Friday, May 29, 2015
Some of my mature neighbors still think I’m unemployed. They shower me with pity and advice. I haven’t given up on rejiggering their delusions yet, but I lose patience now and then, which has prompted me to listen by the door for footsteps in the hall. Only when the coast is clear, will I take out the trash. This is always a challenge anyway with two thoroughbred cats who dash out of the apartment any chance they get.
My upstairs neighbor, let’s call him Mel, keeps mentioning a rough spell he went through in the ‘70s, ‘80s, and again in the 90’s. It’s what got him into stamps. Whenever I run into him, he pssses me over as if he’s about to show me hot merchandise. With his cuticle-remover-pincher-thing he shows me a new gem. I’ve perfected my awe-stricken gasp, palm to mouth. Not sure if it’s worse being subjected to his philatelic fantasies or his pats on the shoulder.

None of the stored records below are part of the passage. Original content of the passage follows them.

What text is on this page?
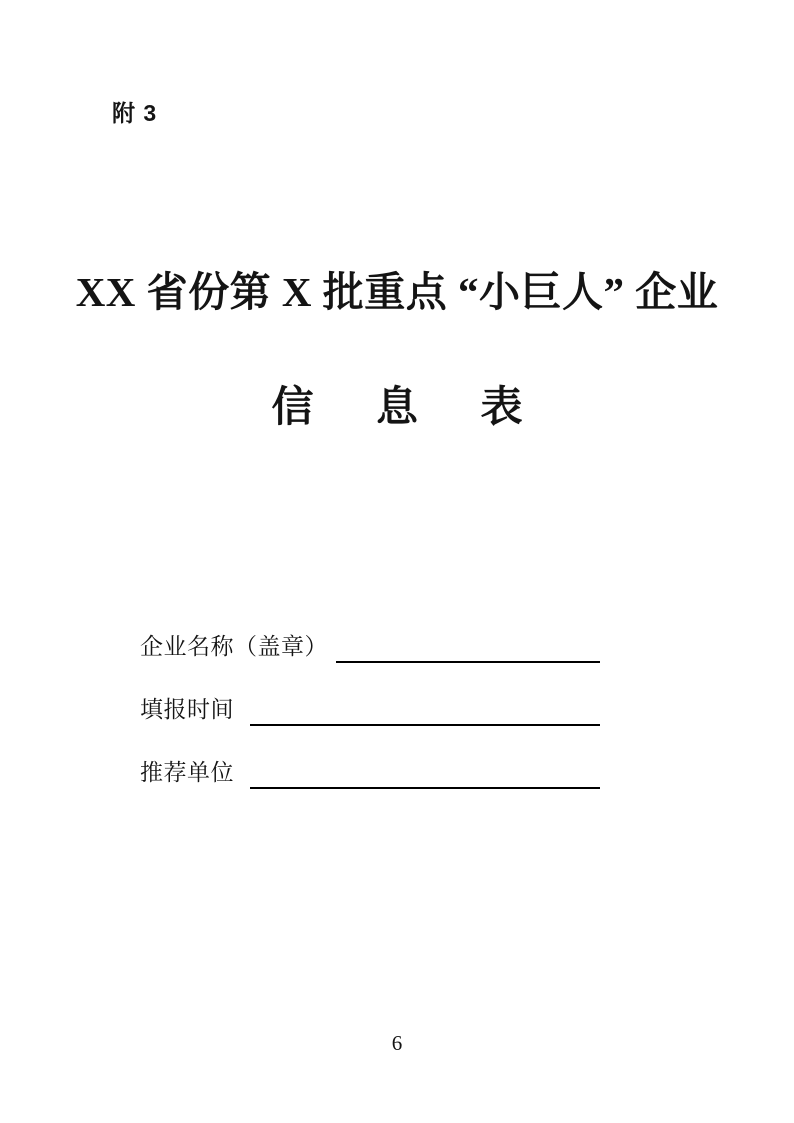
附 3
XX 省份第 X 批重点 “小巨人” 企业
信 息 表
企业名称（盖章）
填报时间
推荐单位
6
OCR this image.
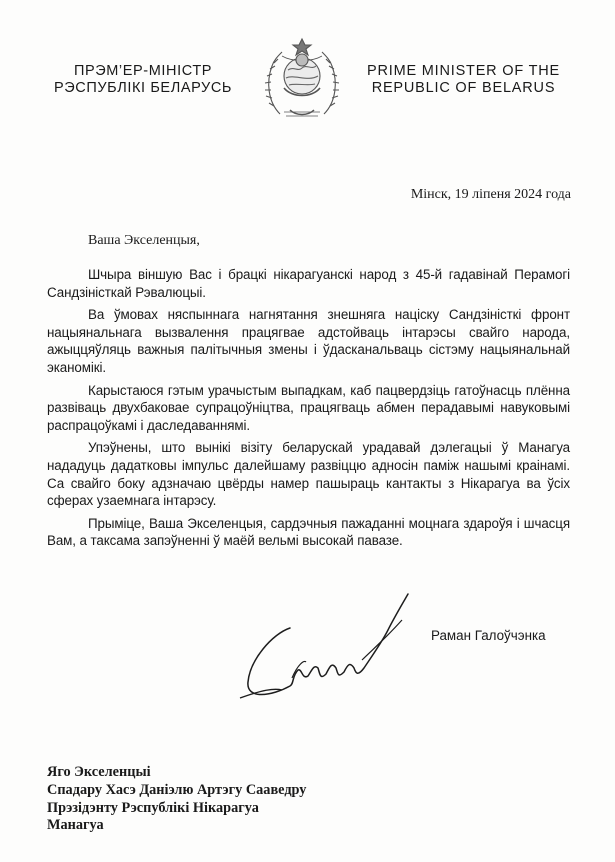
ПРЭМ’ЕР-МІНІСТР
РЭСПУБЛІКІ БЕЛАРУСЬ
PRIME MINISTER OF THE
REPUBLIC OF BELARUS
Мінск, 19 ліпеня 2024 года
Ваша Экселенцыя,

Шчыра віншую Вас і брацкі нікарагуанскі народ з 45-й гадавінай Перамогі Сандзіністкай Рэвалюцыі.

Ва ўмовах няспыннага нагнятання знешняга націску Сандзіністкі фронт нацыянальнага вызвалення працягвае адстойваць інтарэсы свайго народа, ажыццяўляць важныя палітычныя змены і ўдасканальваць сістэму нацыянальнай эканомікі.

Карыстаюся гэтым урачыстым выпадкам, каб пацвердзіць гатоўнасць плённа развіваць двухбаковае супрацоўніцтва, працягваць абмен перадавымі навуковымі распрацоўкамі і даследаваннямі.

Упэўнены, што вынікі візіту беларускай урадавай дэлегацыі ў Манагуа нададуць дадатковы імпульс далейшаму развіццю адносін паміж нашымі краінамі. Са свайго боку адзначаю цвёрды намер пашыраць кантакты з Нікарагуа ва ўсіх сферах узаемнага інтарэсу.

Прыміце, Ваша Экселенцыя, сардэчныя пажаданні моцнага здароўя і шчасця Вам, а таксама запэўненні ў маёй вельмі высокай павазе.

Раман Галоўчэнка
Яго Экселенцыі
Спадару Хасэ Даніэлю Артэгу Сааведру
Прэзідэнту Рэспублікі Нікарагуа
Манагуа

What he says he misses most about work is the daily ritual. He probably never got into much of a rhythm, considering he’d got canned in each of his prime decades, but Mel always struck me as creature of habit. Just for kicks, I tell him my boss saves a bundle by not offering me a “real” office, which is absolutely true.
There’s a mantle in the lobby which always has something festooning the top. I’ve been caught, numerous times, absconding with books: The Portable Chekhov, Sophie’s Choice, and Karl Popper’s The Poverty of Historicism. Once, I was even caught grabbing a can of garbanzo beans. Sue me. I mean it. Gladys, from 4D catches me almost every time. She must have a John Gorman radar or maybe she injected me with a dose of GPS when I was unawares. After the first garbanzo incident, she left a care package by my door: peanut butter, day old rye, three cans of sardines. I wish she would give me laundry detergent or books instead. Maybe not. She’s what I would call, a catalog person. I’ve seen her plenty of times by her mailbox, flipping the pretty pictures of strappy gowns and bathing suits she has no business shimmying into. Gladys tells me, with a double scoop of exasperation, that her nephew works with computers. I nod my head. I’m always nodding my head. She knows computers have taken over our lives, but she’d just love to see my laptop deliver her packages. Drones have got that covered already, but I smile and keep it to myself. She’s convinced if I just apply myself I will find my niche. She slips the classified ads under my door, usually from the Daily News, but sometimes from The Village Voice, and the sex ads are often included. I know she is myopic, and waiting to get her second cataract operation, but sometimes I wonder.
I’ll tell you what the real trouble with working at home is. Hands down, it’s that everybody gets to know your face, and you always get stuck taking somebody’s package. Sometimes I keep my lights off so that the Fedex guy won’t ring me. I could move. I’ve done a fair amount of moving already, but the truth is I’ve gotten used to these characters in my building, they’re chattering in my head at the oddest times. They’ve become my writing fodder.